Viel Applaus gab es auf jeden Fall nach einer grandios gespielten Ouvertüre für das Orchester unter der Leitung von Fabio Luisi, welcher auch den Rest des Abends über brillierte. Bariton Thomas Hampson spielte einen sehr überzeugenden Freiheitskämpfer 'Tell'. Er war stimmlich souverän und immer bühnenpräsent. Für mich der beste Mann des Abends !

An seiner Seite wurde Giuseppe Sabbatini als Arnold groß bejubelt, obwohl seine Stimme, leise und zaghaft, eher wie die eines 'Eunuchen' klang wie eines Tenors ! Aber laut Rossini soll das so sein und entsprach wohl den Anforderungen der Partitur. Dennoch, aus anderen Rollen ist er mir in besserer Erinnerung !

Auch die große Liebe zu Mathilde konnte mich nicht begeistern. Die Sopranistin Nancy Gustafson als Mathilde gab eine hübsche, engagierte Habsburgerin mit tadelloser Stimme ab, aber, vielleicht ist sie nicht unbedingt für Rossini die geeignetste Interpretin.

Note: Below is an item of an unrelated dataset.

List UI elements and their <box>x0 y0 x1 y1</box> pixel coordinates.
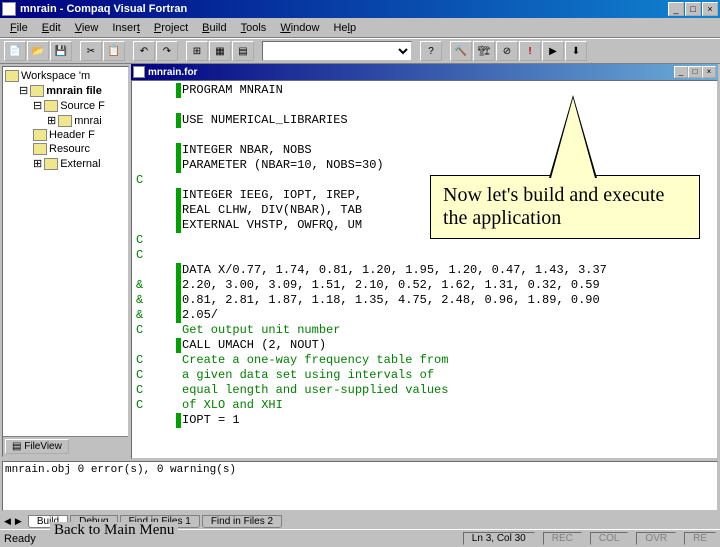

Dawn Kotoski, Gattin von Startenor Neil Shicoff, spielte Tells Sohn 'Jemmy'. Sie hat eine wunderbare, feine Stimme, die in dieser Partie leider zuwenig zum Einsatz kommt. Ihr schauspielerisches Talent  jedoch kam hingegen voll zur Entfaltung.

Gutes Zusammenspiel und Perfektion war auch beim Chor und dem Ballett zu finden. Beide trugen wesentlich zur positiven Gestaltung der Inszenierung bei, die manchmal ein wenig verspielt und naiv ist, aber mit guten Ideen für die Symbole von Krieg und Unterdrückung. Auch die Szene mit dem Apfel ist exzellent gelöst; Der Pfeil von Tell abgeschossen wird vom Volk auf Händen zum Apfel auf Jemmys Kopf getragen und dort plaziert.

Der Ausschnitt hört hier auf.